Howard Walker reports on the latest wins for Jamaica at the 17th IAAF World Athletics Championships in Qatar: “Shelly leads team to sprint relay gold; Ricketts claims silver in triple jump.” Here are excerpts from the Jamaica Observer:
Shelly-Ann Fraser-Pryce secured her second gold medal as Jamaica won the women’s 4x100m relay, while Shanieka Ricketts secured a silver in the triple jump on the penultimate day of the 17th edition of the IAAF World Athletics Championships yesterday. Jamaica’s medal tally now stands at nine, inclusive of three gold, four silver, and two bronze to be third in the table behind the United States of America with 11 gold and a total of 25 medals, and Kenya in second with four gold and a total of eight medals. China are fourth with nine medals, including three gold. It was a magnificent display from the quartet of Natalliah White, Fraser-Pryce, Jonielle Smith, and Shericka Jackson as they sped to a world-leading 41.44 seconds, which was just outside the national record of 41.07 seconds, which is also the championships record set in 2015.
To put that into perspective, Jamaica achieved that feat without the injured double Olympic champion Elaine Thompson, and young upstart Briana Williams, who were first and third at the National Championships in July. Great Britain were second in a season’s best 41.85 seconds, with the USA third with 42.10 seconds, and Switzerland setting a new national record in fourth with 42.18 seconds.
Jamaica got a splendid start from White to Fraser-Pryce, who motored down the backstretch and gave Smith the lead which she held before releasing the 400m bronze medallist Jackson, who powered away to victory in impressive fashion. Fraser-Pryce, who ran a splendid second leg, said the depth in Jamaica’s team was remarkable. “I am really excited for team Jamaica and our ladies and the depth that we have in our ladies and it speaks volume, especially going into 2020,” Fraser-Price said.

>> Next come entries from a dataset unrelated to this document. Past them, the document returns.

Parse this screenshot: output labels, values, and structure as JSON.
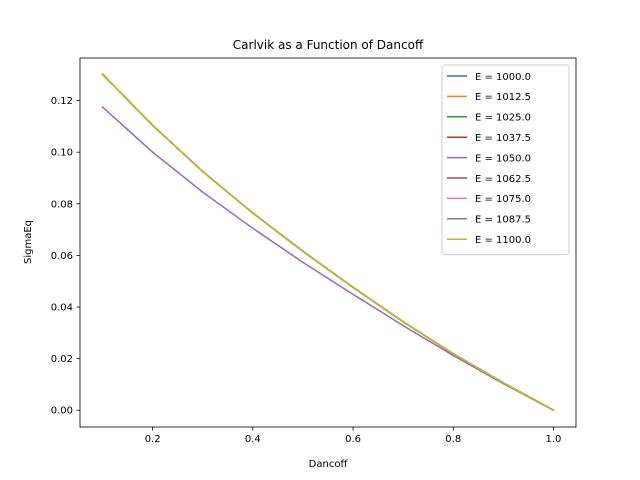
{
  "chart_data": {
    "type": "line",
    "title": "Carlvik as a Function of Dancoff",
    "xlabel": "Dancoff",
    "ylabel": "SigmaEq",
    "xlim": [
      0.055,
      1.045
    ],
    "ylim": [
      -0.0065,
      0.1365
    ],
    "xticks": [
      0.2,
      0.4,
      0.6,
      0.8,
      1.0
    ],
    "xtick_labels": [
      "0.2",
      "0.4",
      "0.6",
      "0.8",
      "1.0"
    ],
    "yticks": [
      0.0,
      0.02,
      0.04,
      0.06,
      0.08,
      0.1,
      0.12
    ],
    "ytick_labels": [
      "0.00",
      "0.02",
      "0.04",
      "0.06",
      "0.08",
      "0.10",
      "0.12"
    ],
    "grid": false,
    "legend_position": "top-right",
    "x": [
      0.1,
      0.2,
      0.3,
      0.4,
      0.5,
      0.6,
      0.7,
      0.8,
      0.9,
      1.0
    ],
    "series": [
      {
        "name": "E = 1000.0",
        "color": "#1f77b4",
        "values": [
          0.1302,
          0.1104,
          0.0925,
          0.0764,
          0.0616,
          0.0476,
          0.0343,
          0.0219,
          0.0106,
          0.0
        ]
      },
      {
        "name": "E = 1012.5",
        "color": "#ff7f0e",
        "values": [
          0.1302,
          0.1104,
          0.0925,
          0.0764,
          0.0616,
          0.0476,
          0.0343,
          0.0219,
          0.0106,
          0.0
        ]
      },
      {
        "name": "E = 1025.0",
        "color": "#2ca02c",
        "values": [
          0.1302,
          0.1104,
          0.0925,
          0.0764,
          0.0616,
          0.0476,
          0.0343,
          0.0219,
          0.0106,
          0.0
        ]
      },
      {
        "name": "E = 1037.5",
        "color": "#d62728",
        "values": [
          0.1302,
          0.1104,
          0.0925,
          0.0764,
          0.0616,
          0.0476,
          0.0343,
          0.0219,
          0.0106,
          0.0
        ]
      },
      {
        "name": "E = 1050.0",
        "color": "#9467bd",
        "values": [
          0.1175,
          0.1,
          0.0845,
          0.0705,
          0.0573,
          0.0449,
          0.0328,
          0.0212,
          0.0103,
          0.0
        ]
      },
      {
        "name": "E = 1062.5",
        "color": "#8c564b",
        "values": [
          0.1302,
          0.1104,
          0.0925,
          0.0764,
          0.0616,
          0.0476,
          0.0343,
          0.0219,
          0.0106,
          0.0
        ]
      },
      {
        "name": "E = 1075.0",
        "color": "#e377c2",
        "values": [
          0.1302,
          0.1104,
          0.0925,
          0.0764,
          0.0616,
          0.0476,
          0.0343,
          0.0219,
          0.0106,
          0.0
        ]
      },
      {
        "name": "E = 1087.5",
        "color": "#7f7f7f",
        "values": [
          0.1302,
          0.1104,
          0.0925,
          0.0764,
          0.0616,
          0.0476,
          0.0343,
          0.0219,
          0.0106,
          0.0
        ]
      },
      {
        "name": "E = 1100.0",
        "color": "#bcbd22",
        "values": [
          0.1302,
          0.1104,
          0.0925,
          0.0764,
          0.0616,
          0.0476,
          0.0343,
          0.0219,
          0.0106,
          0.0
        ]
      }
    ]
  }
}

[. . .] The quarter-miler Fraser-Pryce was referring to is Jackson, who won bronze in the 400m in 49.47 seconds, but has a personal best of 11.13 seconds over 100m and is no slouch. She relished the opportunity. Jackson, who is looking forward to the 4×400 final and a possible third medal today, said she was certainly not nervous after being given the responsibility to take the team home. [. . .] Bring them home Jackson did, but it was White who gave the team a brilliant start that set the team in motion for victory. “I wasn’t focused on anyone, the aim was to just get the baton around and I gave it my all because I was fit, I was ready, I was hungry, and I think all of us were hungry and we did pretty good,” said White. [. . .] Smith, who ran a superb curve on the third leg and held onto Jackson’s hand to guarantee a safe baton exchange, was ecstatic for her first gold at this level. [. . .]
Earlier, both Jamaica’s 4x400m relay teams won their heats and advanced to today’s final. First up were the ladies and without 400m bronze medallist Shericka Jackson, the quartet of Roniesha McGregor, Anastasia LeRoy, Tiffany James and Stephenie Ann McPherson, ran a then world-leading 3:23.64 minutes. McGregor gave Jamaica a steady start and handed over a close second to LeRoy, who ran a splendid, yet difficult second leg to hand James a two-metre lead and she held that advantage and gave McPherson a marginal lead, but the 400m finalist showed why she is a top-eight runner in the world and sprinted away for a six-metre win. Poland were second with 3:25.78 minutes, and Canada finished third with 3:25.86 minutes.
Jamaica’s World-leading mark was quickly erased in the following heat as the Americans ran 3: 22.96 minutes and enter the final with the fastest time. [. . .]
Jamaica’s men won in 3:00.76 minutes just ahead of Belgium in 3:00.87 minutes. Trinidad and Tobago were third in 3:01.35 minutes. Akeem Bloomfield got Jamaica on the way and handed over the baton a close second, but Nathon Allen ran a wonderful second leg and gave Jamaica a three-metre lead in which Terry Thomas held that advantage and gave Javon Francis the lead which did well to repel the late surge of Kevin Borlee of Belgium, who looked to have something in store when he pulled up on Francis’s shoulder.
Jamaica enter the final with the second fastest time behind the Americans, who won heat one in 2:59.89 minutes. Colombia, with the improving Anthony Zambrano on anchor, closed well for second in 3:01.06 minutes and will be the fourth fastest into the final.